En 1950, Frank Fenner travaille au contrôle biologique des lapins en Australie par l’utilisation du virus de la myxomatose. Cette dernière est une maladie mortelle chez certaines espèces de lapins – la létalité pouvant atteindre 99 p. 100 –, dont le virus est transmis par des diptères, des tiques et des puces. Cette diversité d’espèces vectrices qui possèdent des exigences environnementales variées explique les particularités géographiques des épidémies de myxomatose. Afin de faire décroître les populations de lapins dans des lieux où elles pullulent, plusieurs utilisations expérimentales du virus de cette maladie sur ces animaux sont tentées en Europe (îles Britanniques, Danemark), en Amérique du Sud et en Australie. En 1950, ces expérimentations sont relancées sur les terres australiennes sous la direction de Frank Fenner. Les lagomorphes y constituent en effet un véritable fléau pour l’agriculture. Du fait du climat australien qui limite la contagion aux périodes où les moustiques, vecteurs principaux en Australie, prolifèrent, l’expérience n’est un succès que dans les zones humides. En 1952, l’expérimentation dirigée par Fenner est une réussite puisque la population de lapins passe en quelques mois de 600 millions à moins de 200 millions. Cependant, l’apparition de résistances chez l’animal transforme progressivement ce succès en relatif échec avec l’expansion de populations résistantes.

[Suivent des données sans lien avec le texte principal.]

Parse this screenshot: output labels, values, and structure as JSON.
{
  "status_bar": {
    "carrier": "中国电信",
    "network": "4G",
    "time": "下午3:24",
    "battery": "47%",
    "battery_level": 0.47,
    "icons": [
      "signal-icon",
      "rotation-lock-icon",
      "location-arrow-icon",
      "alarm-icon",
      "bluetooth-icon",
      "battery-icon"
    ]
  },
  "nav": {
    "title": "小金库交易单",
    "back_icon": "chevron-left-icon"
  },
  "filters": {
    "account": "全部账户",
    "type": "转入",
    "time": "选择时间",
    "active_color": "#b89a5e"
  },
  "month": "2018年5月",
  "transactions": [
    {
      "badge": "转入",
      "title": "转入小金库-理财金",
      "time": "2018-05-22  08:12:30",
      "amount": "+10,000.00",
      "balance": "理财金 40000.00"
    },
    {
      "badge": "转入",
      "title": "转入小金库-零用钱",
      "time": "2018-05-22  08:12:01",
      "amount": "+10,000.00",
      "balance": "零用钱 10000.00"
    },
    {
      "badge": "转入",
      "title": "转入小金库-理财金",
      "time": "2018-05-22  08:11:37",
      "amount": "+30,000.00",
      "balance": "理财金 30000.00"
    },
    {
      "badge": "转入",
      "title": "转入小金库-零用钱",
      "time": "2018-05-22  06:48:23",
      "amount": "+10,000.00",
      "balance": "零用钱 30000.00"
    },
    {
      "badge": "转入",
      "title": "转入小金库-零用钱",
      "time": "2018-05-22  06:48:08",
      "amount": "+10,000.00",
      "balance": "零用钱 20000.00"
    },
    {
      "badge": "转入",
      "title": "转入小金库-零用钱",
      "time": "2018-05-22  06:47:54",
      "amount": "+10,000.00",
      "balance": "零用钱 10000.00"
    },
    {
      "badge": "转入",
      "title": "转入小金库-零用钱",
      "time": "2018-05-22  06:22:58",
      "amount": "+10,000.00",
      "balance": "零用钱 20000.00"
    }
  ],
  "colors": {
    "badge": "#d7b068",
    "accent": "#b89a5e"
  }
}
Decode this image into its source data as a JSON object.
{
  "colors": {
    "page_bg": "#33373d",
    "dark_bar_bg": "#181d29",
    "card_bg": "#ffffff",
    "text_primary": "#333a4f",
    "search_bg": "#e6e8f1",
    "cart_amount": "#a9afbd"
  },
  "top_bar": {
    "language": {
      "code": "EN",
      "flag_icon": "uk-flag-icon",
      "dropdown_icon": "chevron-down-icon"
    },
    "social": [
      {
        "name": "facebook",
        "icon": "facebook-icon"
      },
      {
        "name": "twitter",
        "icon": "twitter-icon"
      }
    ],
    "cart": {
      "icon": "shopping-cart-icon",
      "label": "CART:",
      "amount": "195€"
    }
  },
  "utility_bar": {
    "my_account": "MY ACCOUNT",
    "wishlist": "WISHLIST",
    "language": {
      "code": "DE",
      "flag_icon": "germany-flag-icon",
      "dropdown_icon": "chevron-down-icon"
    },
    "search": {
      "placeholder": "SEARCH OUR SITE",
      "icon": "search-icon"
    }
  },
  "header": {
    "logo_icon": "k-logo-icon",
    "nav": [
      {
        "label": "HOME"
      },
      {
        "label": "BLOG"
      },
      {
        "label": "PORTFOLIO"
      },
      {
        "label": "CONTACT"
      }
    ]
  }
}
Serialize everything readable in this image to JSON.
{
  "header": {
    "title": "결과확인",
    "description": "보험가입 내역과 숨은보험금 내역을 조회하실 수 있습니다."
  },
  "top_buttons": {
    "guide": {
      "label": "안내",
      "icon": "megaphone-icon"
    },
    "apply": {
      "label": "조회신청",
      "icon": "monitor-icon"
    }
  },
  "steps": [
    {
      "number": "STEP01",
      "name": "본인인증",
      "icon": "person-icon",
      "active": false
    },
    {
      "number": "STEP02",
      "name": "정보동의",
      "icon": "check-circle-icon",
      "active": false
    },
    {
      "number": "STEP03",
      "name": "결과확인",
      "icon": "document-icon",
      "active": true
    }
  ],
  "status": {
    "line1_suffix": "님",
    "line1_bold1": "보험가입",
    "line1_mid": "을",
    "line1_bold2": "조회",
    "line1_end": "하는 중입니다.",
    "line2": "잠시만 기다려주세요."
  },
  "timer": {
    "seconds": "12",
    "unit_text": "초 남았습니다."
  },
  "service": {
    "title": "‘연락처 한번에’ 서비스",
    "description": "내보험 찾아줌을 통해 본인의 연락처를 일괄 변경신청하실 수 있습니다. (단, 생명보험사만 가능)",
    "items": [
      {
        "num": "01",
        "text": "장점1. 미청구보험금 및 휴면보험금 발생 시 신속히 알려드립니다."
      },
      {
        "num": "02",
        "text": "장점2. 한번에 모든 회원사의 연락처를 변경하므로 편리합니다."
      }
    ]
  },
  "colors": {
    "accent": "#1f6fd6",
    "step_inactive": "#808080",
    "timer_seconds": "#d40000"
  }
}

En 1979, Fenner est nommé par l’Organisation mondiale de la santé (OMS) directeur de la commission chargée de valider l’éradication de la variole par vaccination. Trois ans après le dernier cas clinique observé en Somalie, Fenner peut déclarer devant l’assemblée générale de l’OMS le 8 mai 1980 que la variole est éradiquée, treize ans seulement après le lancement du programme de vaccination en masse.
À cette époque, Fenner s’est déjà orienté vers l’écologie, en particulier au centre d’études environnementales de l’Université nationale d’Australie à Canberra, institut qui porte aujourd’hui son nom. De plus en plus préoccupé par l’évolution environnementale qu'il constate et étudie, il devient si pessimiste qu’il avance peu avant sa mort, survenue le 22 novembre 2010, que l’espèce humaine devrait disparaître rapidement, « peut-être en l’espace d’un siècle ». Ces propos, venant d’un des scientifiques australiens les plus connus, ont été très largement commentés dans la presse mondiale.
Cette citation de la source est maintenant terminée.